La planète entière s’est prise soudainement d’une fièvre contagieuse. Le Cern a-t-il finalement observé le boson de Higgs? Il s’agirait, après tout, «de la plus grande avancée scientifique depuis la découverte de la structure de l’ADN», tonne la BBC.

L’affaire était délicate: la réunion de ce mardi 13 décembre n’était pas une conférence de presse avec messages prémâchés et déclarations prêtes à l’emploi. Non, il s’agissait d’un vrai séminaire pointu de physique des particules. La distinction avait dû échapper à la horde d’internautes assoiffés de connaissance qui ont assailli le site du Cern pour suivre le webcast du séminaire.

Journalistes et citoyens ont vite compris leur erreur: avec ses «il y a une déviation de 2,1 sigma à 126 GeV» et autres «Atlas indique un signal du Higgs à 100 GeV dans le canal gamma-gamma», le grand raout autour de l’inévitable «particule de Dieu» s’est avéré aussi incompréhensible qu’un service religieux conduit en latin.

«Jamais encore le journalisme scientifique n’a vu si peu de journalistes capables de comprendre ce que tente de leur expliquer un si grand nombre de physiciens», commentait un bloggeur.

Impatientes, les ouailles ont dû se contenter d’un message tout en nuances de la part des grands prêtres de la matière: les données du Cern indiquent certes la possibilité de l’existence de la particule, mais hélas ne suffisent pour trancher. Une histoire de sigmas. Merci donc pour votre visite – et revenez l’année prochaine pour entendre, enfin, la Bonne Nouvelle.

Le Higgs et le Graal

Cet engouement populaire laisse songeur. Après tout, le rôle de cette particule élémentaire dans le fonctionnement de l’univers échappe à 99,9999999% de la planète. Mais c’est oublier un peu vite que le Higgs est devenu entretemps une star emblématique de la physique contemporaine qui semble, bizarrement, concerner tout le monde. Une quête du Graal moderne, universelle et essentielle.

L’observation du Higgs serait «la plus grande question de notre temps» affirmait Rob Enderle — non pas représentant du Cern, mais simple consultant financier en technologie.

Les physiciens ne combattent guère cette surenchère, tout heureux de pouvoir s’appuyer sur des slogans emphatiques pour tenter de convaincre population et gouvernements que, oui, trouver le Higgs vaut bien cinq milliards (ou même dix tant qu’on y est, on a eu un peu dépassé le budget).
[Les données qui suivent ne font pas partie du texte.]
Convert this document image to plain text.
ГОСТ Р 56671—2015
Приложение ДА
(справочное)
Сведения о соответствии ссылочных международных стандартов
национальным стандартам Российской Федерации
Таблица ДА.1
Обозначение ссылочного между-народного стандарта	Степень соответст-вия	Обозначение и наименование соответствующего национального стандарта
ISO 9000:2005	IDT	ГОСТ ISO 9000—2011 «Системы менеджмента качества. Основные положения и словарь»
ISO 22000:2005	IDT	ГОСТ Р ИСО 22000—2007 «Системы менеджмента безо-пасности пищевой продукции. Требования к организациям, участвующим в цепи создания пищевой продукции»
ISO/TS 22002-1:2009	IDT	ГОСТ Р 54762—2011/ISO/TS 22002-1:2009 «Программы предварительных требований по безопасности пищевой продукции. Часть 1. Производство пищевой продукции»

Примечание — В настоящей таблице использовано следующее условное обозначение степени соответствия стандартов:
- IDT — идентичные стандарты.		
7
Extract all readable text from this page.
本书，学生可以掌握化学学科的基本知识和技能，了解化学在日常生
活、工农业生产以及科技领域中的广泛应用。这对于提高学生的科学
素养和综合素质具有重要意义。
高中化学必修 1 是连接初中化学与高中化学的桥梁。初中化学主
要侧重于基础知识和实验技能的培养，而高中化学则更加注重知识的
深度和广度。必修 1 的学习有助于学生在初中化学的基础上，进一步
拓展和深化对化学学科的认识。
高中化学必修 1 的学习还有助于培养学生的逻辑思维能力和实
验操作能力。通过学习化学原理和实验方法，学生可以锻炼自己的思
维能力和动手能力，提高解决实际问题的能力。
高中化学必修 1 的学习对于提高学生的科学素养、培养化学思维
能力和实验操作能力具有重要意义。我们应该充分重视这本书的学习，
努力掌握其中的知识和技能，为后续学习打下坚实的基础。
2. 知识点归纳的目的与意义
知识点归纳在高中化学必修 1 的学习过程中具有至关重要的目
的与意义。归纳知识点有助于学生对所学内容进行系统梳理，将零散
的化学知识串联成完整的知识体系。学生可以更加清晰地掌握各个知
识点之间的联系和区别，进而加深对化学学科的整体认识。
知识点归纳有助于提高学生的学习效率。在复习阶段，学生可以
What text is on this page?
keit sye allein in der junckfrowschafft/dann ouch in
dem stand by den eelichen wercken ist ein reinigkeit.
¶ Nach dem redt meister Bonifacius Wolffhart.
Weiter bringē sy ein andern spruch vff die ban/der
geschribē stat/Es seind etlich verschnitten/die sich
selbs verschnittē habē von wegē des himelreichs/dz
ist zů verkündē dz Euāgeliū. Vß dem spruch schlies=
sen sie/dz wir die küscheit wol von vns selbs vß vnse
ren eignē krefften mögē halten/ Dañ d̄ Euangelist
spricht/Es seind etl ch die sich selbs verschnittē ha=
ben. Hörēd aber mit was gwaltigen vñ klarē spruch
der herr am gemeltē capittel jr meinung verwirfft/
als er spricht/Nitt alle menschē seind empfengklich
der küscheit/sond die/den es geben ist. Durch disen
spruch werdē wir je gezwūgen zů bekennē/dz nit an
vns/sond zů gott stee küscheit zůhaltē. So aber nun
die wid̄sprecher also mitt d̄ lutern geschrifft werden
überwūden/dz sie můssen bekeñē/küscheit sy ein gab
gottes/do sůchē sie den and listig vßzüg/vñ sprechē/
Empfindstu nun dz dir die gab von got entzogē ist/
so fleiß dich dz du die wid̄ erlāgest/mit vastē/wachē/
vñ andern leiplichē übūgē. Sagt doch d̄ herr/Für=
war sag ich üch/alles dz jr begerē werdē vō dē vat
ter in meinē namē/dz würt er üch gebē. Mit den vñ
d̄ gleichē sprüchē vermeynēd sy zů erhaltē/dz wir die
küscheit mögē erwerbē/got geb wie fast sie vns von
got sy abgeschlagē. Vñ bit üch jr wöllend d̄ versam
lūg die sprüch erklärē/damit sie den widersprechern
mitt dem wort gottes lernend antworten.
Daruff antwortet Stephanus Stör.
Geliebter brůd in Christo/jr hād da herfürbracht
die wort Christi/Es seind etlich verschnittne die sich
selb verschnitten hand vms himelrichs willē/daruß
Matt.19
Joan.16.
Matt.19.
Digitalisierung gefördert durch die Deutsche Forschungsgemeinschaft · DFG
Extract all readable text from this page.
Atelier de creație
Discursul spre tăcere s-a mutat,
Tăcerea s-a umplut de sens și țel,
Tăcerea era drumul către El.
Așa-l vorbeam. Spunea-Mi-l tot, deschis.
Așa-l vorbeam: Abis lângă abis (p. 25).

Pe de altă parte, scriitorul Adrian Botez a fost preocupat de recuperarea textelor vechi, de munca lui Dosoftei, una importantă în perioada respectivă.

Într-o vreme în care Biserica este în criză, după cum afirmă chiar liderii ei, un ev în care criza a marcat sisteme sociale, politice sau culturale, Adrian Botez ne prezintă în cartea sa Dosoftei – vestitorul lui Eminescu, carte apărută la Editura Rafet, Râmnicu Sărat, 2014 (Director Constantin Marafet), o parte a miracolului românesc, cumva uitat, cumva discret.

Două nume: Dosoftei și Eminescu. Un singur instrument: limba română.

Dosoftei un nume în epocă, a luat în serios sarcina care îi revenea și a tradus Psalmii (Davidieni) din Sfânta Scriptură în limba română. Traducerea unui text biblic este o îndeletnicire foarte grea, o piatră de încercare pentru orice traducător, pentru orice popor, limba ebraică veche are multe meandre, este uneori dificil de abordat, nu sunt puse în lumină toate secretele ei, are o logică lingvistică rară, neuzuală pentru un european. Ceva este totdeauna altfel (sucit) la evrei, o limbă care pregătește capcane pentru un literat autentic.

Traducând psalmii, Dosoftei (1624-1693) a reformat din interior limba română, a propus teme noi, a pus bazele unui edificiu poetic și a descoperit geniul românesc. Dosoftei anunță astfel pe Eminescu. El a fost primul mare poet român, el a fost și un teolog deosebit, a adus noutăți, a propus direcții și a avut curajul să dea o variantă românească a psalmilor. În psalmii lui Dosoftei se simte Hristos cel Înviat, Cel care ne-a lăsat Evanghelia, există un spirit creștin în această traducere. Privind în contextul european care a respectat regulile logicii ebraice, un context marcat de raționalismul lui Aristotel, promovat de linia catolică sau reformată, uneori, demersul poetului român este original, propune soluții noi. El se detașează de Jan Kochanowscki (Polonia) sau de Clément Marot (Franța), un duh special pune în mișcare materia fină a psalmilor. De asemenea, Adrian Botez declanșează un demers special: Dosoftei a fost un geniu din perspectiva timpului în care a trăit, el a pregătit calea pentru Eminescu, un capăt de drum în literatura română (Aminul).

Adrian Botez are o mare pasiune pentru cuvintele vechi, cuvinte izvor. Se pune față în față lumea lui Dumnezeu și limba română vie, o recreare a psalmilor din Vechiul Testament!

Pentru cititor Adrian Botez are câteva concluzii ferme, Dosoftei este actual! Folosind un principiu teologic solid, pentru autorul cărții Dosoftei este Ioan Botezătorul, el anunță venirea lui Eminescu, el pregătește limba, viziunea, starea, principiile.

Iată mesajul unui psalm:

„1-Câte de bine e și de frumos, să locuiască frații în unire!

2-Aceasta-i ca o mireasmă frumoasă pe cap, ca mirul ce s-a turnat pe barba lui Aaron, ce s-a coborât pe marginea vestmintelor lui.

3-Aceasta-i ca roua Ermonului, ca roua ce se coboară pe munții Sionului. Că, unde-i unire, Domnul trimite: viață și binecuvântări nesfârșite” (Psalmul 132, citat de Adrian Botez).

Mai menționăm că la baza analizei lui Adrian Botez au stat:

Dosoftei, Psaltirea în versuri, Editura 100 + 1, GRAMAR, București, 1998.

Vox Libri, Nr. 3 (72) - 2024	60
C’est d’ailleurs une personnalité respectée de la physique des particules, Leon Lederman, qui avait lancé dans un livre l’expression «particule de Dieu». On se demande s’il regrette sa formulation hyperbolique, désormais reprise systématiquement par des journalistes en mal de superlatifs et reconnaissants.

Plus facile de vendre un article grâce à une référence voilée au Très Puissant que de tenter d’expliquer patiemment les modèles abscons développés par les physiciens pour expliquer l’infiniment petit. La réalité, malheureusement, s’avère plus complexe qu’une colonne de journal.

Les nerds avaient déjà démontré leurs supériorité en affaire (Gates, Brin, Page et autres Zuckerberg) et en politique (Merkel) tout comme leur inquiétant pouvoir dans la finance (crise des subprimes). Désormais, l’enthousiasme manifesté par la grand public pour un séminaire hermétique célèbre leur triomphe absolu.

Les physiciens du Cern – sans conteste les plus hauts placés dans le panthéon des nerds – ont aujourd’hui accompli l’inimaginable. Ils ont réussi à intéresser les gens normaux non seulement à leurs grands joujoux technologiques (il s’agit, on le saura, de la plus grande expérience scientifique de tous les temps) mais également au plus cryptique des concepts scientifiques.

Le Higgs est devenu une icône. Le Higgs est devenu pop. Le Higgs est devenu people.